Heiligenhaus. Ute Hölting hat Kinderlähmung und kann nach einem Unfall kaum noch laufen. Doch sie besucht regelmäßig Konzerte, die ihr bei der Genesung helfen.

Vor 15 Monaten hatte Ute Hölting einen Unfall, nach dem sie ein Jahr nur selten aus dem Haus herauskam. Jetzt ist sie froh, wieder ihre heiß geliebten Musikveranstaltungen besuchen zu können – und lobt das Kulturbüro für ein Programm, dass ihr bei ihrer Genesung geholfen habe.

Wenn Ute Hölting zu einem Konzert geht, dann sitzt sie fast immer in der ersten Reihe – in ihrem Rollstuhl, ohne den sie kein Konzert besuchen kann. Wobei „sitzen“ kaum das beschreibt, was sie wirklich tut: „Ich klatsche, ich singe mit, ich bewege meine Beine und tanze in meinem Rollstuhl“, erzählt die aktive 77-Jährige, die Musik allgemein liebt, im Speziellen aber Jazz, Soul und alles an afrikanischer Musik.

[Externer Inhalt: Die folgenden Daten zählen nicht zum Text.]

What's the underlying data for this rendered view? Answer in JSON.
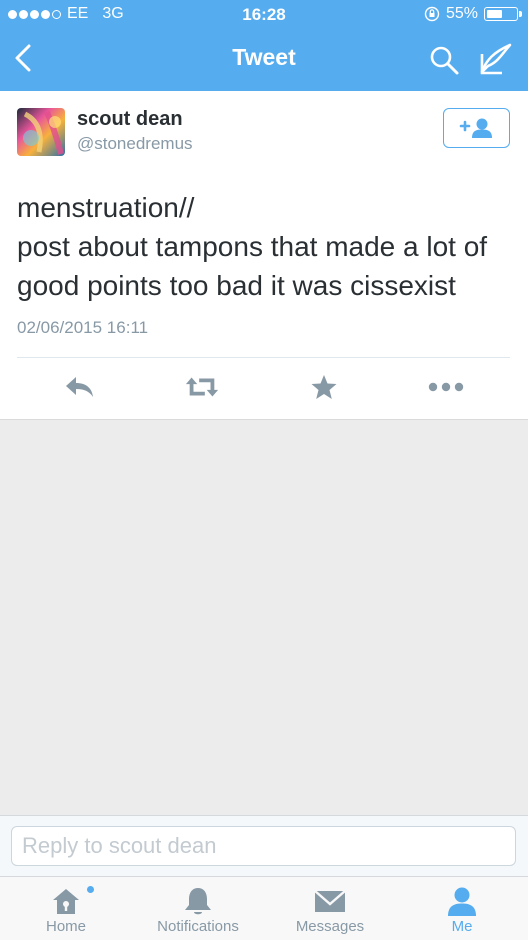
{
  "status_bar": {
    "carrier": "EE",
    "network": "3G",
    "time": "16:28",
    "battery": "55%",
    "battery_level": 0.55,
    "signal_bars_filled": 4,
    "signal_bars_total": 5
  },
  "nav": {
    "title": "Tweet",
    "back_icon": "chevron-left-icon",
    "search_icon": "search-icon",
    "compose_icon": "compose-icon"
  },
  "tweet": {
    "author_name": "scout dean",
    "author_handle": "@stonedremus",
    "text_lines": [
      "menstruation//",
      "post about tampons that made a lot of",
      "good points too bad it was cissexist"
    ],
    "timestamp": "02/06/2015 16:11",
    "follow_icon": "add-user-icon",
    "actions": [
      "reply-icon",
      "retweet-icon",
      "favorite-icon",
      "more-icon"
    ]
  },
  "reply": {
    "placeholder": "Reply to scout dean"
  },
  "tabbar": {
    "tabs": [
      {
        "label": "Home",
        "icon": "home-icon"
      },
      {
        "label": "Notifications",
        "icon": "bell-icon"
      },
      {
        "label": "Messages",
        "icon": "envelope-icon"
      },
      {
        "label": "Me",
        "icon": "person-icon"
      }
    ],
    "active_tab": "Me"
  },
  "colors": {
    "brand": "#55acee",
    "background": "#ececed",
    "text": "#292f33",
    "muted": "#8899a6",
    "action_icons": "#8899a6"
  }
}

30 Jahre Arbeit für den Schwimmverein

Ihren Rollstuhl benötigt sie, weil Hölting im Alter von eineinhalb Jahren an Kinderlähmung erkrankte. Die darauffolgende Leidensgeschichte – erneutes Laufenlernen mit viereinhalb, das Tragen von Eisenschienen, etliche Operationen als Jugendliche – hat sie aber niemals aus der Bahn geworfen. Trotz ihrer Behinderung besuchte sie die Höhere Handelsschule und entschied sich, da ihre ursprünglichen Berufswünsche Goldschmiedin und Innenarchitektin aufgrund der körperlichen Einschränkungen nicht umsetzbar waren, für eine Ausbildung in der Verwaltung der Stadt Heiligenhaus.

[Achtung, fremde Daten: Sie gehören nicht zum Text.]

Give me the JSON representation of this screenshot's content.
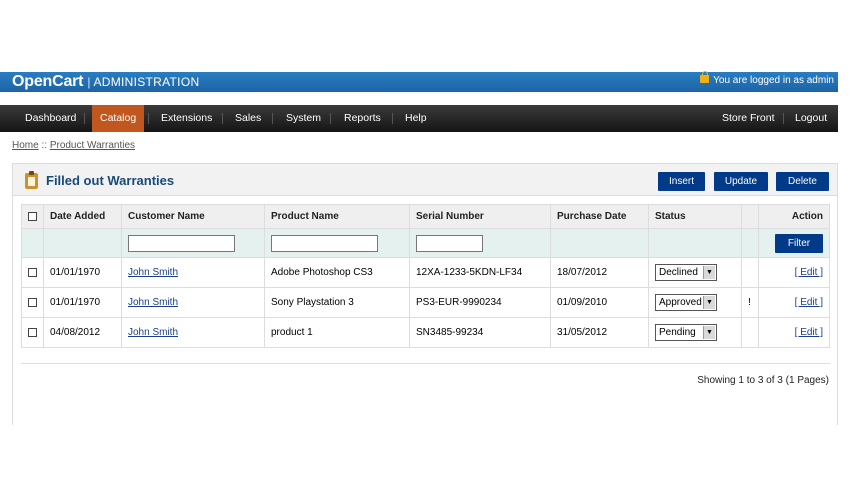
{
  "header": {
    "brand": "OpenCart",
    "separator": "|",
    "section": "ADMINISTRATION",
    "login_text": "You are logged in as admin"
  },
  "menu": {
    "items": [
      "Dashboard",
      "Catalog",
      "Extensions",
      "Sales",
      "System",
      "Reports",
      "Help"
    ],
    "active": "Catalog",
    "store_front": "Store Front",
    "logout": "Logout"
  },
  "breadcrumb": {
    "home": "Home",
    "separator": "::",
    "current": "Product Warranties"
  },
  "box": {
    "title": "Filled out Warranties",
    "buttons": {
      "insert": "Insert",
      "update": "Update",
      "delete": "Delete"
    }
  },
  "table": {
    "columns": [
      "Date Added",
      "Customer Name",
      "Product Name",
      "Serial Number",
      "Purchase Date",
      "Status",
      "",
      "Action"
    ],
    "filter_button": "Filter",
    "rows": [
      {
        "date_added": "01/01/1970",
        "customer": "John Smith",
        "product": "Adobe Photoshop CS3",
        "serial": "12XA-1233-5KDN-LF34",
        "purchase_date": "18/07/2012",
        "status": "Declined",
        "flag": "",
        "action": "[ Edit ]"
      },
      {
        "date_added": "01/01/1970",
        "customer": "John Smith",
        "product": "Sony Playstation 3",
        "serial": "PS3-EUR-9990234",
        "purchase_date": "01/09/2010",
        "status": "Approved",
        "flag": "!",
        "action": "[ Edit ]"
      },
      {
        "date_added": "04/08/2012",
        "customer": "John Smith",
        "product": "product 1",
        "serial": "SN3485-99234",
        "purchase_date": "31/05/2012",
        "status": "Pending",
        "flag": "",
        "action": "[ Edit ]"
      }
    ]
  },
  "pagination": "Showing 1 to 3 of 3 (1 Pages)",
  "colors": {
    "header_blue": "#1c64a6",
    "menu_dark": "#1b1b1b",
    "active_tab": "#c0571f",
    "button_blue": "#003a88",
    "title_blue": "#1a4a78",
    "filter_row": "#e4f1ef"
  }
}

Ute Hölting, hat Kinderlähmung, lässt sich davon aber nicht ihre Lebensfreude nehmen.
Ute Hölting, hat Kinderlähmung, lässt sich davon aber nicht ihre Lebensfreude nehmen. © Christof Köpsel

„Ich bin sehr vielseitig“, beschreibt sich Ute Hölting lächelnd selbst – und in der Tat: Nach Beendigung der Ausbildung arbeitete sie im Jugendamt, Standesamt, Bauamt und Planungsamt der Stadt und hatte Freude an jeder dieser Tätigkeiten. 30 Jahre war sie außerdem als Jugendwartin im Schwimmverein tätig, segelte wöchentlich auf dem Baldeneysee und zog gemeinsam mit ihrem Mann Sohn und Tochter groß. „Außerdem habe ich viel Zeit in Museen verbracht“.

Laufen konnte sie – bis zu dem Unfall, bei dem sie sich die Hand brach – recht gut, seitdem ist es deutlich schwerer geworden. „Denn aufgrund meiner sehr langwierigen Handverletzung konnte ich die Krücken nicht mehr benutzen, die ich als Unterstützung zum Laufen brauche.“ Mittlerweile schafft die energische Seniorin wieder 100 Meter, deutlich mehr wird es allerdings trotz intensiven Trainings nicht werden, da ihre Hand nicht wieder vollständig hergestellt werden kann.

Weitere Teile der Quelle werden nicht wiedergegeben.